Hamburg. Der Präsident der Hamburger Handwerkskammer ist erbost über die Verkehrspolitik des Senats. Was er fordert.
Keine Parkplätze, unzureichende Förderung für Lastenräder und zu wenig Resonanz der Politik auf Vorschläge des Handwerks: Hjalmar Stemmanns Liste der Kritik vor allem an die Verkehrsbehörde ist lang. Der Präsident der Handwerkskammer fordert weniger Bürokratie und mehr Flexibilität seitens der Politik, wenn es um die Belange des Handwerks geht.
Herr Stemmann, berücksichtigt die Verkehrspolitik die Bedürfnisse des Handwerks ausreichend?
Hjalmar Stemmann: Nein, die Grünen vergessen das Handwerk. Denn die Anforderungen vieler Handwerker, wie die von Gas- und Wasserinstallateuren, sind nicht mit jenen des Paket-, Liefer- und Entsorgungsverkehrs vergleichbar. Letztere können ihre Bring- und Abholtouren oft auch in knappen Zeitkorridoren planen und beispielsweise im Gegensatz zum Handwerk weitaus mehr Transporte über Ladedepots abwickeln. Das Handwerk dagegen muss Bewohner und Unternehmen den ganzen Tag lang über mit Werkstatt- und Montagefahrzeugen erreichen können. Es muss gewährleistet werden, dass die Fahrzeuge am Einsatzort parken können, weil sich die Ersatzteile und Werkzeuge im Wagen befinden.
Was fordern Sie?
Hjalmar Stemmann: Das Handwerk verlangt einen realistischen Blick der Politik auf die Erfordernisse handwerklichen Verkehrs in der Innenstadt. Aber auch in allen anderen Quartieren, denn in etlichen Vierteln ist es fast unmöglich, mit dem Werkstatt- und Lieferwagen einen Parkplatz vor dem Haus des Auftraggebers zu finden.
Die Grünen wollen Hamburg zu einer attraktiven Fahrradstadt machen, kritisieren Sie auch diese Politik?

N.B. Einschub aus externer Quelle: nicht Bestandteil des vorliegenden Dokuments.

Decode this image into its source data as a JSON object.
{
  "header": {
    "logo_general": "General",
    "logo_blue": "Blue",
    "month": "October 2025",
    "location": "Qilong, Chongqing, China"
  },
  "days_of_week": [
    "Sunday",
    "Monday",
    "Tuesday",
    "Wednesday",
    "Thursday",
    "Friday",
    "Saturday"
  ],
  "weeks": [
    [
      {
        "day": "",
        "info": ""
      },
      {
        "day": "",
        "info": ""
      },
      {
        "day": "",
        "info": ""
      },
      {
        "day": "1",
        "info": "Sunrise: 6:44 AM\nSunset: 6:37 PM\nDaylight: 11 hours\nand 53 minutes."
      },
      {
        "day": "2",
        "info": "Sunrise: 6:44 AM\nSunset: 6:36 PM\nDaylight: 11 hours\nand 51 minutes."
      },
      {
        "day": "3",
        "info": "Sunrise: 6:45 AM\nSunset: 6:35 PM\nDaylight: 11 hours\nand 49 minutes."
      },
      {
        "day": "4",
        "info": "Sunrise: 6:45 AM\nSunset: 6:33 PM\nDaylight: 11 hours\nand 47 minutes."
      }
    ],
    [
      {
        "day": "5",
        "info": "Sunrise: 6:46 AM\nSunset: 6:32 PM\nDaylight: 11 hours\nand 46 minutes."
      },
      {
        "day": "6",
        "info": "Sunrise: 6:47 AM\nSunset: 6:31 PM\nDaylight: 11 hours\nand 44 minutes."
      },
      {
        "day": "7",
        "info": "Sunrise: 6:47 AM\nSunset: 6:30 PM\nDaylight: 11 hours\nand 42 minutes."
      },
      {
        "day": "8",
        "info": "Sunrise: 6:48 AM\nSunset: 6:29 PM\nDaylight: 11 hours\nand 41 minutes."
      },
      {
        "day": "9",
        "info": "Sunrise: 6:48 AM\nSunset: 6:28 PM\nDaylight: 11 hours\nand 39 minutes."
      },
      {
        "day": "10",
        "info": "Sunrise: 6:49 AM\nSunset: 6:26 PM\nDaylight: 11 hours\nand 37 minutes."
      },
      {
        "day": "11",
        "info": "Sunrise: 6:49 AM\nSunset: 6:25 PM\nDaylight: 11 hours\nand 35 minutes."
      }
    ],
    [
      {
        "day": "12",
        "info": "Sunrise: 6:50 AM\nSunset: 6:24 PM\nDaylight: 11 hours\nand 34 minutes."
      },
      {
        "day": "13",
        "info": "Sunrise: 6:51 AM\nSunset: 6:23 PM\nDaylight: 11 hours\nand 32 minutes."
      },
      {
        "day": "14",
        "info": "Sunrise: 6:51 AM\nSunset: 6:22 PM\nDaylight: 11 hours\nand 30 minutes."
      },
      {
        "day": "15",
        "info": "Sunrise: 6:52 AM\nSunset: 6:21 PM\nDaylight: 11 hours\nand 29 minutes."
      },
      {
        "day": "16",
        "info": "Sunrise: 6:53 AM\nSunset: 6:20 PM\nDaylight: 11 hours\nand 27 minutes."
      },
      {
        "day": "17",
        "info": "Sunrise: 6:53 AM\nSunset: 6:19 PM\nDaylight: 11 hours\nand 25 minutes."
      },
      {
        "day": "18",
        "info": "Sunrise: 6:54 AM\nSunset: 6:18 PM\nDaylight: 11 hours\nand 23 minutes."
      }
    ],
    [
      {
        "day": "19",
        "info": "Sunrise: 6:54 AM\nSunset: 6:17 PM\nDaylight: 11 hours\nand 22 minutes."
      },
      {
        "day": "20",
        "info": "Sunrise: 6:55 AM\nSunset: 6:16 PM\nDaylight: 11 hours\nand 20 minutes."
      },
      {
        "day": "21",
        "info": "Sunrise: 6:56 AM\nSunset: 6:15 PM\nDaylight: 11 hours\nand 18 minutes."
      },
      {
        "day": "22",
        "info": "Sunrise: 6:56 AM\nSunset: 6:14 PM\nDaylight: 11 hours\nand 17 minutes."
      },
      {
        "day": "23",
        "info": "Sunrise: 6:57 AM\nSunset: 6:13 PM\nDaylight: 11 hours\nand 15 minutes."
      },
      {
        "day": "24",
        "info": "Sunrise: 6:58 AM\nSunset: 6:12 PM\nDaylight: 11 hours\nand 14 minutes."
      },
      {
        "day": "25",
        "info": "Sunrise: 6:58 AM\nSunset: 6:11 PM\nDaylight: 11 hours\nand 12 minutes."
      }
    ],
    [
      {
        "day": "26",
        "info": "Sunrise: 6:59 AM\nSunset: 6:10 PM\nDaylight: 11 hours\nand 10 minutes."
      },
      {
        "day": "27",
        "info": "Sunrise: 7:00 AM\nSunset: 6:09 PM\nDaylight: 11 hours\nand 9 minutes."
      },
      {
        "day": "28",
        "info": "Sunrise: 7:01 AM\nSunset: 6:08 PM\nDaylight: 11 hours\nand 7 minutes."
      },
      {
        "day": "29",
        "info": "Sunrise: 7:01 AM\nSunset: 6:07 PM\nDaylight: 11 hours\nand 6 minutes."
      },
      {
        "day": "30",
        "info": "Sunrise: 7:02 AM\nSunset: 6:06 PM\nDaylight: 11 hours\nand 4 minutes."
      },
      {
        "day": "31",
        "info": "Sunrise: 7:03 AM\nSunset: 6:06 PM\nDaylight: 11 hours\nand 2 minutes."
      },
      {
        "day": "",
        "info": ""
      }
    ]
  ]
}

Hjalmar Stemmann: Nicht grundsätzlich. Wir brauchen eine bessere Luftqualität, ein gesundes Klima. Dazu gehört der Ausbau sicherer Radwege für immer mehr Radfahrer, das ist ja ganz klar. Natürlich wünsche ich mir, dass wir nicht irgendwann Zustände wie in manchen asiatischen Städten haben, wo man vor lauter Smog die Sonne nicht mehr sieht. Ich bin für meine Firma immer wieder mal beruflich in Shanghai, Tokio oder Peking unterwegs, und diese Dunstschleier am Himmel haben nichts mit einer lebenswerten Stadt zu tun. Von den Auswirkungen der globalen Klimakrise, die wir in den Griff bekommen müssen, einmal ganz abgesehen. Und es ist Fakt, dass in Hamburg die Zahl der Kraftfahrzeuge zwischen 2010 bis 2019 um elf Prozent gestiegen ist. Die Zunahme der Kraftfahrzeuge bei gleichzeitiger Sanierung der Straßen hat dazu geführt, dass der Verkehr in Hamburg nicht mehr fließt, sondern stockt. Das bedeutet auch für Handwerksbetriebe enorme Einbußen, denn sie verlieren unproduktive Zeit im Stau. Und sie werden sogar an ihrer Arbeit gehindert.
Welche Konsequenzen hat das?
Hjalmar Stemmann: Schon heute müssen Handwerker Aufträge ablehnen, weil keine Parkplätze vorhanden sind. Diese Fälle kommen täglich vor. Ich kenne zahlreiche Beispiele, wie die von Installateurbetrieben mit Kunden in der Innenstadt und von Malerbetrieben in hochverdichteten Quartieren wie Eimsbüttel. Es entstehen auch Sanierungsstaus und Verzögerungen in der energetischen Gebäudesanierung. Diese bremsen die Klimawende aus. Denn Sonnenkollektoren und energieeffiziente Heizkessel etwa laufen eben nicht selbst zum Haus.
Es gibt beim Parken aber doch bereits Ausnahmeregelungen für Handwerker.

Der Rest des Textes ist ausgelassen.